Yoga poses for losing weight at back
You can also practice some yoga poses to get rid of the excess fat on your back. These poses are highly effective to tone up your body and can give you the results you are looking for.
Dhanurasana or the bow pose
Dhanurasana is one of the most effective asanas for losing back fat. To do this asana lie on the yoga mat on your stomach and then lift your legs up, bending them slightly from the knees. Bend your upper body backwards and hold the ankles of your legs with your hands to make the bow pose. Ideally only your naval region will stay in touch with the ground, but it will take some time to reach that perfection.
Salbhasana or the locust pose
For performing salbhasana lie flat on your stomach. Push your legs upwards without folding them from the knees. At the same time also push your upper body upwards without bending from waist. Keep your hands extended to the back in order to feel the tension in your body. Hold this position for few moments and then rest. Perform at least 3 repetitions in one sitting.
Chakrasana or the wheel pose
This asana helps in building the abs as well as the back muscles. It can be highly effective for toning up the lower back muscles, where usually more fat is stored. If you are a beginner do this asana from a lying position, and you can do it from a standing position once you have mastered it. Lie flat on your back, placing the palms of your hands on the floor beside your shoulder. Bend your knees and place your feet strongly on the floor. Now pull your body up to make the wheel pose. Once you reach the maximum position hold it for 20-30 counts and then slowly get back to the lying position.
Vasisthasana or the side plank pose
This asana can also be highly effective to tone up your back as it stretches the back muscles effectively. To do this asana get into the plank or dandasana pose and then shift your weight to the left and raise your right hand up moving your body to one side. Once your hand reaches the highest position hold it for 30-40 seconds and then trace back.
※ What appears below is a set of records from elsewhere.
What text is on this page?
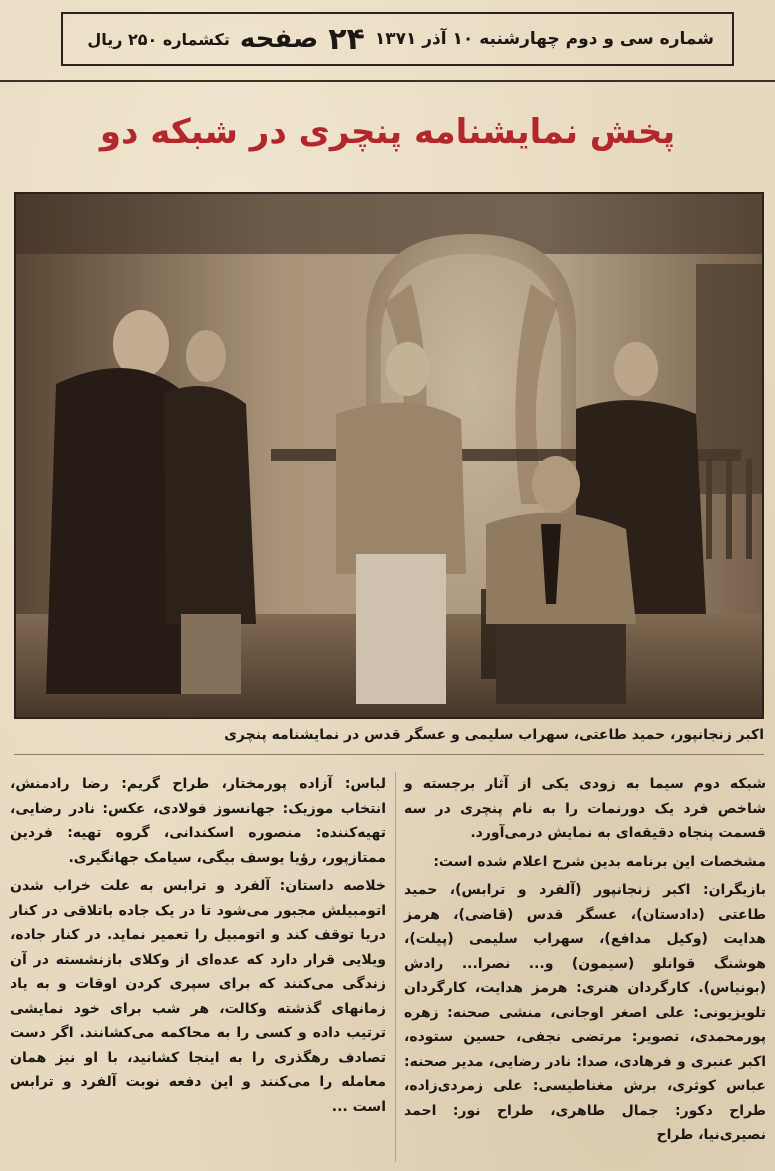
شماره سی و دوم چهارشنبه ۱۰ آذر ۱۳۷۱
۲۴
صفحه
تکشماره ۲۵۰ ریال
پخش نمایشنامه پنچری در شبکه دو
اکبر زنجانپور، حمید طاعتی، سهراب سلیمی و عسگر قدس در نمایشنامه پنچری

شبکه دوم سیما به زودی یکی از آثار برجسته و شاخص فرد یک دورنمات را به نام پنچری در سه قسمت پنجاه دقیقه‌ای به نمایش درمی‌آورد.

مشخصات این برنامه بدین شرح اعلام شده است:

بازیگران: اکبر زنجانپور (آلفرد و ترابس)، حمید طاعتی (دادستان)، عسگر قدس (قاضی)، هرمز هدایت (وکیل مدافع)، سهراب سلیمی (پیلت)، هوشنگ قوانلو (سیمون) و... نصرا... رادش (بونیاس). کارگردان هنری: هرمز هدایت، کارگردان تلویزیونی: علی اصغر اوجانی، منشی صحنه: زهره پورمحمدی، تصویر: مرتضی نجفی، حسین ستوده، اکبر عنبری و فرهادی، صدا: نادر رضایی، مدیر صحنه: عباس کوثری، برش مغناطیسی: علی زمردی‌زاده، طراح دکور: جمال طاهری، طراح نور: احمد نصیری‌نیا، طراح

لباس: آزاده پورمختار، طراح گریم: رضا رادمنش، انتخاب موزیک: جهانسوز فولادی، عکس: نادر رضایی، تهیه‌کننده: منصوره اسکندانی، گروه تهیه: فردین ممتازپور، رؤیا یوسف بیگی، سیامک جهانگیری.

خلاصه داستان: آلفرد و ترابس به علت خراب شدن اتومبیلش مجبور می‌شود تا در یک جاده باتلاقی در کنار دریا توقف کند و اتومبیل را تعمیر نماید. در کنار جاده، ویلایی قرار دارد که عده‌ای از وکلای بازنشسته در آن زندگی می‌کنند که برای سپری کردن اوقات و به یاد زمانهای گذشته وکالت، هر شب برای خود نمایشی ترتیب داده و کسی را به محاکمه می‌کشانند. اگر دست تصادف رهگذری را به اینجا کشانید، با او نیز همان معامله را می‌کنند و این دفعه نوبت آلفرد و ترابس است ...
Repeat with the other hand. Complete at least 3 sets in one sitting.
The diet tip to lose weight at the back easily
While exercises and asanas can give you targeted weight loss effects shifting to a diet that is healthy for your body and helps in fat burning will only make the task easier for you. You really need not to starve yourself for getting rid of the back fat, just shift to a healthy diet that is devoid of high calorie fatty foods and sweeteners. Also keep a check on your total carbohydrate consumption and make sure to include loads of fruits and vegetables in your diet so that your stomach is filled without adding much to the calorie intake. Stop snacking junk foods and limit the number of visits to the restaurant.